When Julian Schwinger derived the first-order correction to the electron’s magnetic anomaly (alpha/2pi), he anchored quantum electrodynamics (QED) in a legendary tier of predictive precision. Decades later, Laporta’s evaluation of 3-loop Feynman diagrams pushed that precision to over twelve decimal places.
But as Feynman himself famously noted, computing numbers through a massive statistical bookkeeping machine of virtual particle clouds leaves the actual physical mechanism completely opaque. Why do the signs flip from positive to negative, then back to positive? Why do the numbers scale the way they do?

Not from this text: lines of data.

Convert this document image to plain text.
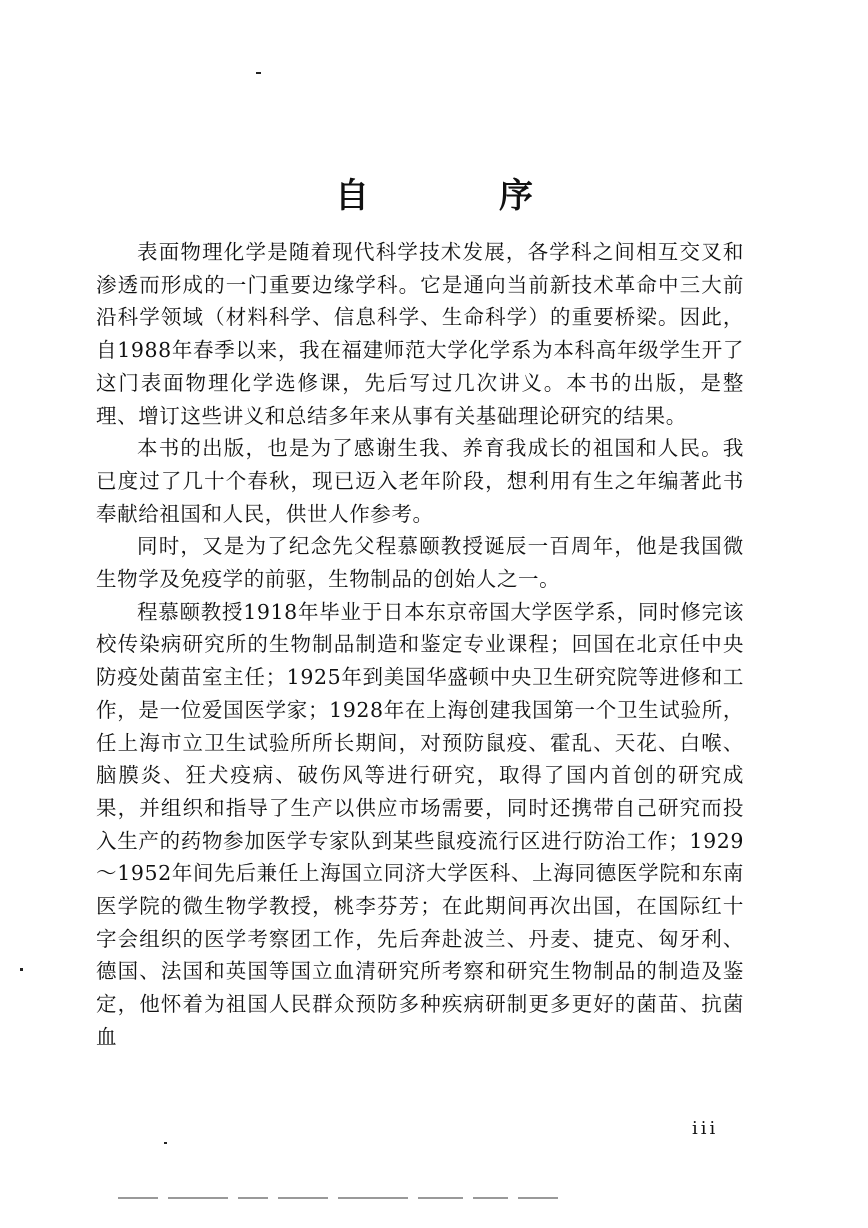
自　序

表面物理化学是随着现代科学技术发展，各学科之间相互交叉和渗透而形成的一门重要边缘学科。它是通向当前新技术革命中三大前沿科学领域（材料科学、信息科学、生命科学）的重要桥梁。因此，自1988年春季以来，我在福建师范大学化学系为本科高年级学生开了这门表面物理化学选修课，先后写过几次讲义。本书的出版，是整理、增订这些讲义和总结多年来从事有关基础理论研究的结果。

本书的出版，也是为了感谢生我、养育我成长的祖国和人民。我已度过了几十个春秋，现已迈入老年阶段，想利用有生之年编著此书奉献给祖国和人民，供世人作参考。

同时，又是为了纪念先父程慕颐教授诞辰一百周年，他是我国微生物学及免疫学的前驱，生物制品的创始人之一。

程慕颐教授1918年毕业于日本东京帝国大学医学系，同时修完该校传染病研究所的生物制品制造和鉴定专业课程；回国在北京任中央防疫处菌苗室主任；1925年到美国华盛顿中央卫生研究院等进修和工作，是一位爱国医学家；1928年在上海创建我国第一个卫生试验所，任上海市立卫生试验所所长期间，对预防鼠疫、霍乱、天花、白喉、脑膜炎、狂犬疫病、破伤风等进行研究，取得了国内首创的研究成果，并组织和指导了生产以供应市场需要，同时还携带自己研究而投入生产的药物参加医学专家队到某些鼠疫流行区进行防治工作；1929～1952年间先后兼任上海国立同济大学医科、上海同德医学院和东南医学院的微生物学教授，桃李芬芳；在此期间再次出国，在国际红十字会组织的医学考察团工作，先后奔赴波兰、丹麦、捷克、匈牙利、德国、法国和英国等国立血清研究所考察和研究生物制品的制造及鉴定，他怀着为祖国人民群众预防多种疾病研制更多更好的菌苗、抗菌血

iii
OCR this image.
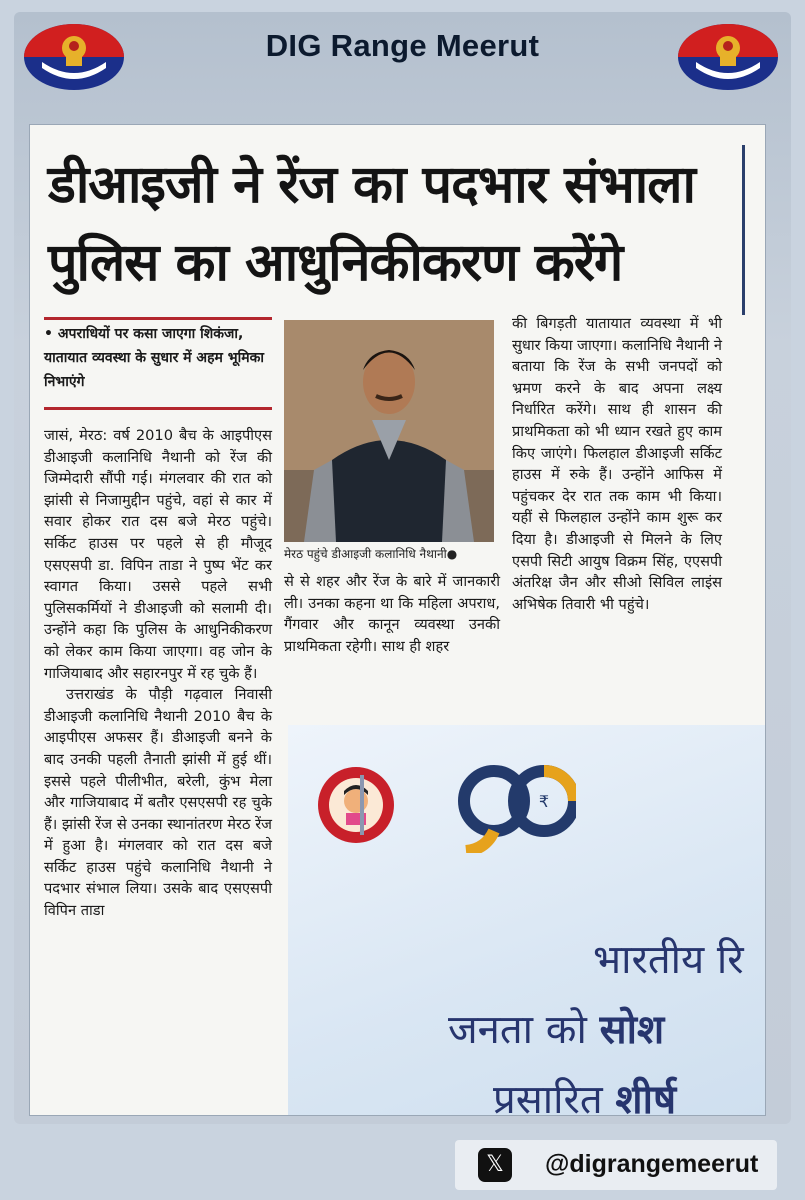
DIG Range Meerut
डीआइजी ने रेंज का पदभार संभाला
पुलिस का आधुनिकीकरण करेंगे
• अपराधियों पर कसा जाएगा शिकंजा, यातायात व्यवस्था के सुधार में अहम भूमिका निभाएंगे

जासं, मेरठ: वर्ष 2010 बैच के आइपीएस डीआइजी कलानिधि नैथानी को रेंज की जिम्मेदारी सौंपी गई। मंगलवार की रात को झांसी से निजामुद्दीन पहुंचे, वहां से कार में सवार होकर रात दस बजे मेरठ पहुंचे। सर्किट हाउस पर पहले से ही मौजूद एसएसपी डा. विपिन ताडा ने पुष्प भेंट कर स्वागत किया। उससे पहले सभी पुलिसकर्मियों ने डीआइजी को सलामी दी। उन्होंने कहा कि पुलिस के आधुनिकीकरण को लेकर काम किया जाएगा। वह जोन के गाजियाबाद और सहारनपुर में रह चुके हैं।

उत्तराखंड के पौड़ी गढ़वाल निवासी डीआइजी कलानिधि नैथानी 2010 बैच के आइपीएस अफसर हैं। डीआइजी बनने के बाद उनकी पहली तैनाती झांसी में हुई थीं। इससे पहले पीलीभीत, बरेली, कुंभ मेला और गाजियाबाद में बतौर एसएसपी रह चुके हैं। झांसी रेंज से उनका स्थानांतरण मेरठ रेंज में हुआ है। मंगलवार को रात दस बजे सर्किट हाउस पहुंचे कलानिधि नैथानी ने पदभार संभाल लिया। उसके बाद एसएसपी विपिन ताडा

मेरठ पहुंचे डीआइजी कलानिधि नैथानी●

से से शहर और रेंज के बारे में जानकारी ली। उनका कहना था कि महिला अपराध, गैंगवार और कानून व्यवस्था उनकी प्राथमिकता रहेगी। साथ ही शहर

की बिगड़ती यातायात व्यवस्था में भी सुधार किया जाएगा। कलानिधि नैथानी ने बताया कि रेंज के सभी जनपदों को भ्रमण करने के बाद अपना लक्ष्य निर्धारित करेंगे। साथ ही शासन की प्राथमिकता को भी ध्यान रखते हुए काम किए जाएंगे। फिलहाल डीआइजी सर्किट हाउस में रुके हैं। उन्होंने आफिस में पहुंचकर देर रात तक काम भी किया। यहीं से फिलहाल उन्होंने काम शुरू कर दिया है। डीआइजी से मिलने के लिए एसपी सिटी आयुष विक्रम सिंह, एएसपी अंतरिक्ष जैन और सीओ सिविल लाइंस अभिषेक तिवारी भी पहुंचे।

₹
भारतीय रि
जनता को सोश
प्रसारित शीर्ष
𝕏	@digrangemeerut
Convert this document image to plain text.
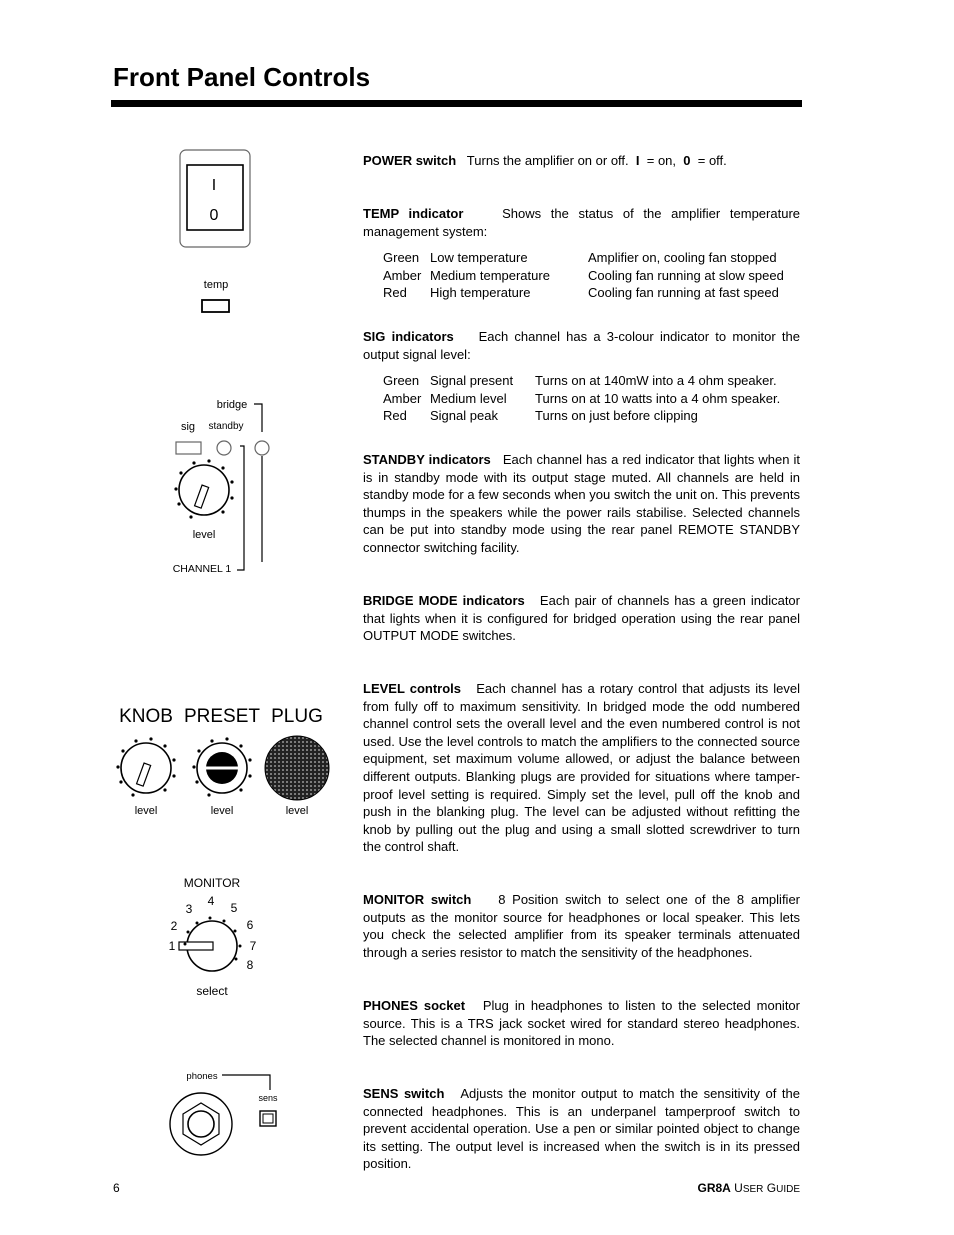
Front Panel Controls
I
0
temp
bridge
sig standby
level
CHANNEL 1
KNOB PRESET PLUG
level	level	level
MONITOR
1
2
3
4 5
6
7
8
select
phones
sens
POWER switch Turns the amplifier on or off. I = on, 0 = off.
TEMP indicator	Shows the status of the amplifier temperature management system:
Green	Low temperature	Amplifier on, cooling fan stopped
Amber	Medium temperature	Cooling fan running at slow speed
Red	High temperature	Cooling fan running at fast speed
SIG indicators Each channel has a 3-colour indicator to monitor the output signal level:
Green	Signal present	Turns on at 140mW into a 4 ohm speaker.
Amber	Medium level	Turns on at 10 watts into a 4 ohm speaker.
Red	Signal peak	Turns on just before clipping
STANDBY indicators Each channel has a red indicator that lights when it is in standby mode with its output stage muted. All channels are held in standby mode for a few seconds when you switch the unit on. This prevents thumps in the speakers while the power rails stabilise. Selected channels can be put into standby mode using the rear panel REMOTE STANDBY connector switching facility.
BRIDGE MODE indicators Each pair of channels has a green indicator that lights when it is configured for bridged operation using the rear panel OUTPUT MODE switches.
LEVEL controls Each channel has a rotary control that adjusts its level from fully off to maximum sensitivity. In bridged mode the odd numbered channel control sets the overall level and the even numbered control is not used. Use the level controls to match the amplifiers to the connected source equipment, set maximum volume allowed, or adjust the balance between different outputs. Blanking plugs are provided for situations where tamper-proof level setting is required. Simply set the level, pull off the knob and push in the blanking plug. The level can be adjusted without refitting the knob by pulling out the plug and using a small slotted screwdriver to turn the control shaft.
MONITOR switch 8 Position switch to select one of the 8 amplifier outputs as the monitor source for headphones or local speaker. This lets you check the selected amplifier from its speaker terminals attenuated through a series resistor to match the sensitivity of the headphones.
PHONES socket Plug in headphones to listen to the selected monitor source. This is a TRS jack socket wired for standard stereo headphones. The selected channel is monitored in mono.
SENS switch Adjusts the monitor output to match the sensitivity of the connected headphones. This is an underpanel tamperproof switch to prevent accidental operation. Use a pen or similar pointed object to change its setting. The output level is increased when the switch is in its pressed position.
6	GR8A USER GUIDE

In my newly published paper, Demystifying the Electron’s AMM and the Fine-Structure Constant Once More, I present a radical but intuitive alternative: a ‘phenomenological’ structural mapping that translates abstract multi-loop algebra into a continuous, non-linear classical feedback loop (Lenz’s Law) operating within a finite, fat toroidal wave-envelope.
Before you read it, let’s address the elephant in the room. The paper arrives at numbers that match the QED calculates but, yes, these calculations are also based on a few parameters that need to be set to calculate the integrals (Legendre boundary value integrals). Hence, the success of this approach – the first three terms (+0.5, -0.328, and +1.181) are the same or almost the same as the first three QED-terms – may be criticized.
We, therefore, included the Python framework in the paper, so any reader can check the outcome and judge and refine this framework.